To avoid the worst, emissions should be reduced by 25 percent to 40 percent below 1990 levels by 2020, the Nobel Peace Prize-winning panel said.
The Kyoto Protocol nations have accepted that goal, and the numbers were written into early versions of the Bali conference’s final document — not as a binding target, but as a suggestion in the preamble. The text also called for “comparability of efforts” — that is, U.S. cuts comparable to those of other industrial nations.
The U.S. delegation immediately opposed any inclusion of such numbers, complaining they would tend to “drive the negotiations in one direction,” as U.S. negotiator Harlan Watson put it.
In a countermove, the Americans early Friday had submitted amendments that would introduce the idea of voluntary cutback programs.
Environmentalists accused the U.S. of trying to wreck future talks.
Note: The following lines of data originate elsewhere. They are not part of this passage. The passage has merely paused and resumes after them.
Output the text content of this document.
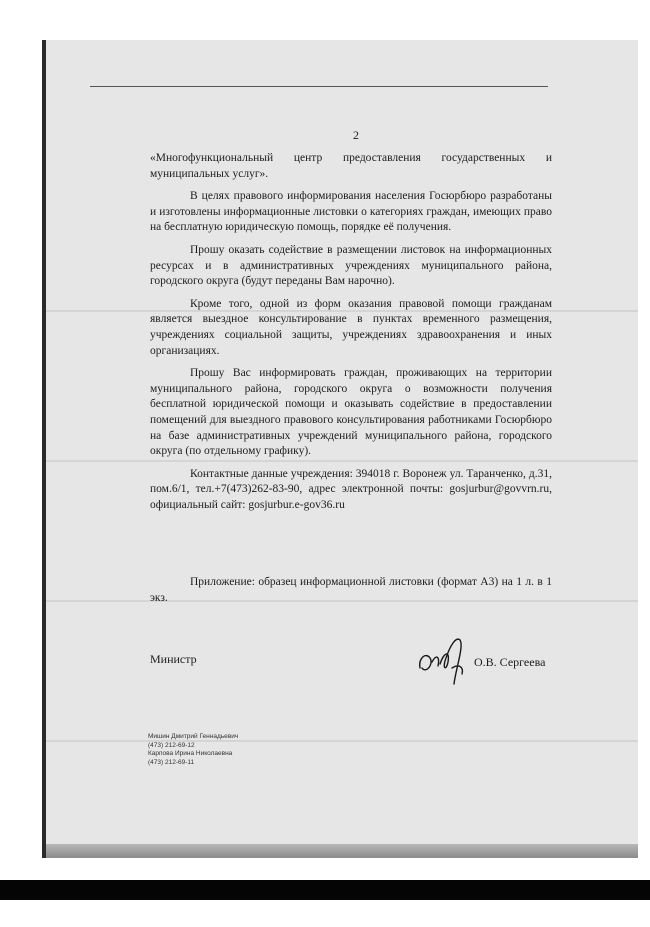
2

«Многофункциональный центр предоставления государственных и муниципальных услуг».

В целях правового информирования населения Госюрбюро разработаны и изготовлены информационные листовки о категориях граждан, имеющих право на бесплатную юридическую помощь, порядке её получения.

Прошу оказать содействие в размещении листовок на информационных ресурсах и в административных учреждениях муниципального района, городского округа (будут переданы Вам нарочно).

Кроме того, одной из форм оказания правовой помощи гражданам является выездное консультирование в пунктах временного размещения, учреждениях социальной защиты, учреждениях здравоохранения и иных организациях.

Прошу Вас информировать граждан, проживающих на территории муниципального района, городского округа о возможности получения бесплатной юридической помощи и оказывать содействие в предоставлении помещений для выездного правового консультирования работниками Госюрбюро на базе административных учреждений муниципального района, городского округа (по отдельному графику).

Контактные данные учреждения: 394018 г. Воронеж ул. Таранченко, д.31, пом.6/1, тел.+7(473)262-83-90, адрес электронной почты: gosjurbur@govvrn.ru, официальный сайт: gosjurbur.e-gov36.ru

Приложение: образец информационной листовки (формат А3) на 1 л. в 1 экз.
Министр	О.В. Сергеева
Мишин Дмитрий Геннадьевич
(473) 212-69-12
Карпова Ирина Николаевна
(473) 212-69-11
“The United States in particular is behaving like passengers in first class in a jumbo jet, thinking a catastrophe in economy class won’t affect them,” said Tony Juniper, a spokesman for a coalition of environmentalists here. “If we go down, we go down together, and the United States needs to realize that very quickly.”
The European Union had threatened to withdraw from separate U.S.-led climate talks if Bali did not endorse the numbers.
President Bush started those talks at the White in September, seeking pledges from 16 other nations to curtail greenhouse gases according to their own formula. The 16 countries are responsible for 80 percent of global emissions.
On Friday morning, Gabriel said the Americans were being constructive on some issues, but Russia was now arguing against the target range. Russia, Japan and Canada have often sided with Washington at these talks.
The draft final document also calls for developing countries to take new steps toward restraining growth in their emissions. The exemption of fast-growing economies like China and India from the Kyoto pact was a major U.S. complaint.